Lawyers: Okada thought deal would lead to loan from Wynn Resorts

Lawyers for Kazuo Okada said the Japanese billionaire signed a consent to allow Elaine Wynn to sell her shares in Wynn Resorts on the presumption the company would lend him money.

The lawyers told District Judge Elizabeth Gonzalez in Las Vegas on Wednesday that both Chief Executive Officer Steve Wynn and General Counsel Kim Sinatra said they would seriously consider the possibility of Wynn Resorts lending the businessman money.

Sinatra told Okada in a May 2011 letter that Mr. Wynn was “absolutely committed” to a serious exploration of a company loan. Wynn later said in a deposition that he told Okada the board would “see if we can do it,” according to Wednesday’s testimony.

“That is the promise on which Mr. Okada relied when he signed the waiver and consent to allow Ms.

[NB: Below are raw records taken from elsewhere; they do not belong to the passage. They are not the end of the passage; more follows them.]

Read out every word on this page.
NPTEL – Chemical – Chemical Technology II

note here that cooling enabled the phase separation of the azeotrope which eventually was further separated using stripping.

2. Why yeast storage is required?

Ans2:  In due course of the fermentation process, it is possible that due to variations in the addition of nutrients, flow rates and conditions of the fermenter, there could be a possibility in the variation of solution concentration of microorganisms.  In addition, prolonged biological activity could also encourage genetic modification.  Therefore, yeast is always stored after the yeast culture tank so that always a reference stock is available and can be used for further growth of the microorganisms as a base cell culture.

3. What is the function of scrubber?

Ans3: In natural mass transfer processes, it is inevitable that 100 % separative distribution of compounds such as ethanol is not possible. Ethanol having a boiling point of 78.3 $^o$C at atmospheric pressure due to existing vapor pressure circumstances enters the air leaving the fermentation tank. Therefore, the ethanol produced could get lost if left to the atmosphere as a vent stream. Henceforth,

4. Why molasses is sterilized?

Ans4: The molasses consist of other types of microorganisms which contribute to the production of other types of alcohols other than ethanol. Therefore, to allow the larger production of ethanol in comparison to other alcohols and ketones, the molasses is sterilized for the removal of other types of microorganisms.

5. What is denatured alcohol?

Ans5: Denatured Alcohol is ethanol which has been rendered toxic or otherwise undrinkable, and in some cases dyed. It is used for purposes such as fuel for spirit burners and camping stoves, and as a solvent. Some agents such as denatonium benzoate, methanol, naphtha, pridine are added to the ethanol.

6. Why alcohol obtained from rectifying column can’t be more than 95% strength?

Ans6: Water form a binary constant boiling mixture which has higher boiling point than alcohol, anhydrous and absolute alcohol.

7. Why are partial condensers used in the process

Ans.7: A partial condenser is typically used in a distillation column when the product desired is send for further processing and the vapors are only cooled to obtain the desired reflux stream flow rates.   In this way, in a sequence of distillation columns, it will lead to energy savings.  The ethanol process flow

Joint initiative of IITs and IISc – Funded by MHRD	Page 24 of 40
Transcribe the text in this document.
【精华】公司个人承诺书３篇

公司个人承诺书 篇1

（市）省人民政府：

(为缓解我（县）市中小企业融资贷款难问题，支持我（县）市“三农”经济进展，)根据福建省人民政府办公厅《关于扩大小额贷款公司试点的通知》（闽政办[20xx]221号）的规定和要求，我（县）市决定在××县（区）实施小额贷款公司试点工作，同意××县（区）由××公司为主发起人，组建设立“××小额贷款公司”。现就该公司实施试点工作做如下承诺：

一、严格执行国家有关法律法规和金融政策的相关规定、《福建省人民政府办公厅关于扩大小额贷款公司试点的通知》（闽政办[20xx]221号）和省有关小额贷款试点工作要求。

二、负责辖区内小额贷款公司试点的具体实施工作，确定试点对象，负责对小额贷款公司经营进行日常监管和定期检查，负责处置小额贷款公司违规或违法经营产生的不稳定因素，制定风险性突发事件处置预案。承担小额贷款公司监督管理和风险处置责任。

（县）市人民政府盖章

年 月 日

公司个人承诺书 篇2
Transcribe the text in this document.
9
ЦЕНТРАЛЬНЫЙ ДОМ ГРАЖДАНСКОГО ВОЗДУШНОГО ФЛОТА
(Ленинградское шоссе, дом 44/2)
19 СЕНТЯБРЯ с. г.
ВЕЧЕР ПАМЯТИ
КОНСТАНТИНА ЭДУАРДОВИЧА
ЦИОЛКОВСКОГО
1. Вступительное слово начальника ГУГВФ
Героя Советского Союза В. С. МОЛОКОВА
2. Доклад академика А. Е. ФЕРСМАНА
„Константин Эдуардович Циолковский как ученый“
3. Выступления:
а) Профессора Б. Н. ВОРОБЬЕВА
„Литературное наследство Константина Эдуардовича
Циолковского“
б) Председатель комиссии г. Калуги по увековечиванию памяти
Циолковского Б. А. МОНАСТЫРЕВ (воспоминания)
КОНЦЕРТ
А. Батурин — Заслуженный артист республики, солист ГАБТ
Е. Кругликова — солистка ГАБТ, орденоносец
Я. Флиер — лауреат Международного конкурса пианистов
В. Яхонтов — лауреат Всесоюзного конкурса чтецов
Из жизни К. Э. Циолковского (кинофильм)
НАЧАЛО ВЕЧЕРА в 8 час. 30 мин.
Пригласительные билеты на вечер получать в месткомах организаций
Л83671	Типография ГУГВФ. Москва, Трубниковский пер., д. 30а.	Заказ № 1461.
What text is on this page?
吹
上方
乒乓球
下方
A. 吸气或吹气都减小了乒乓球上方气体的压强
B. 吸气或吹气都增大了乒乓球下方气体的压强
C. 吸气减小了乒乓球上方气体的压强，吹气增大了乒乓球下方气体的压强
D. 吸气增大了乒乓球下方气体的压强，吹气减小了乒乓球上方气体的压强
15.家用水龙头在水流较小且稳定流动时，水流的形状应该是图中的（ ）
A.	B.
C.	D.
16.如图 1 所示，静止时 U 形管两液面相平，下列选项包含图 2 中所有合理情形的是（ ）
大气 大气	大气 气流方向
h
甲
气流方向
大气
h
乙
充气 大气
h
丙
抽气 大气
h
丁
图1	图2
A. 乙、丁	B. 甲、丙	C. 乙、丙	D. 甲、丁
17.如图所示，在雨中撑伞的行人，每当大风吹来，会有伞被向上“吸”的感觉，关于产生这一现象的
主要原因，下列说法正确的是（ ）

Wynn to sell her shares,” Okada attorney J. Stephen Peek said.

The loan never materialized, and Okada now alleges it resulted in increased financial costs for his Philippines casino project.

He is accusing Wynn and Sinatra of fraud and conspiracy in connection with the failure to lend him money.

Peek said Wynn was acting as a party to the shareholder agreement among himself, his wife, Elaine, and Okada rather than as chairman of the board when making the promise.

“A conspiracy can be found upon (Wynn’s) interest in seeing that the consent and the waiver be executed giving him (Wynn) what he needed,” Peek said.

Wynn’s lawyer Todd Bice described the loan conversations as a “vague discussion” with no mention of dollar size, maturity or rate. There was “zero evidence” that Okada’s company suffered any harm by not receiving the loan, he said.

Rather, he said, Okada’s legal team was making a “Hail Mary” attempt by adding this count to the six-year court fight over the shareholder agreement.

The case is scheduled go to a Nevada jury trial in April.

“That is essentially what (Okada’s legal team members) are now telling us they intend to do: ‘We would like to wing it in the presence of the jury,’” Bice told Judge Gonzalez.

Okada, owner of one of Japan’s largest makers of pachinko and slot machines, and Wynn have been engaged in a fight since 2012, when the Wynn board seized the Japanese businessman’s stake after charges of bribery that threatened the company.

Okada helped Wynn launch his company in 2002, stepping in as the main investor in the start-up casino operator. Okada received nearly a quarter of the shares in Wynn Resorts Ltd. at the time.

When Steve Wynn divorced wife Elaine in 2010, she received half his stake in the company, making Okada the largest shareholder in Wynn Resorts.

The divorce resulted in a new shareholder agreement among the three parties. The shareholder agreement required one party to receive approval from the others to sell his or her Wynn Resorts stock.

Okada had been seeking loans in the late 2000s to complete construction of a large-scale casino in Manila but could not use his shares of Wynn Resorts as collateral because of the shareholder agreement, according to a 2012 article by The Wall Street Journal. Wynn thus personally lent Okada $60 million in 2009, the Journal said.

Okada later sought a loan from Wynn Resorts using his shares as collateral. A loan from the company would require him to step down from the Wynn board to avoid violating corporate governance laws, Sinatra told Okada, according to Wednesday’s testimony.

Okada lawyer Peek said Okada understood the loans talks with Sinatra as a quid pro quo.

“It is a promise of ‘If you will sign this waiver and consent allowing Ms. Wynn to sell her stock, then I will give you a loan from the company,’” he told Gonzalez.

Correction: This story has been updated to reflect the correct date on the letter from Kim Sinatra to Kazuo Okada.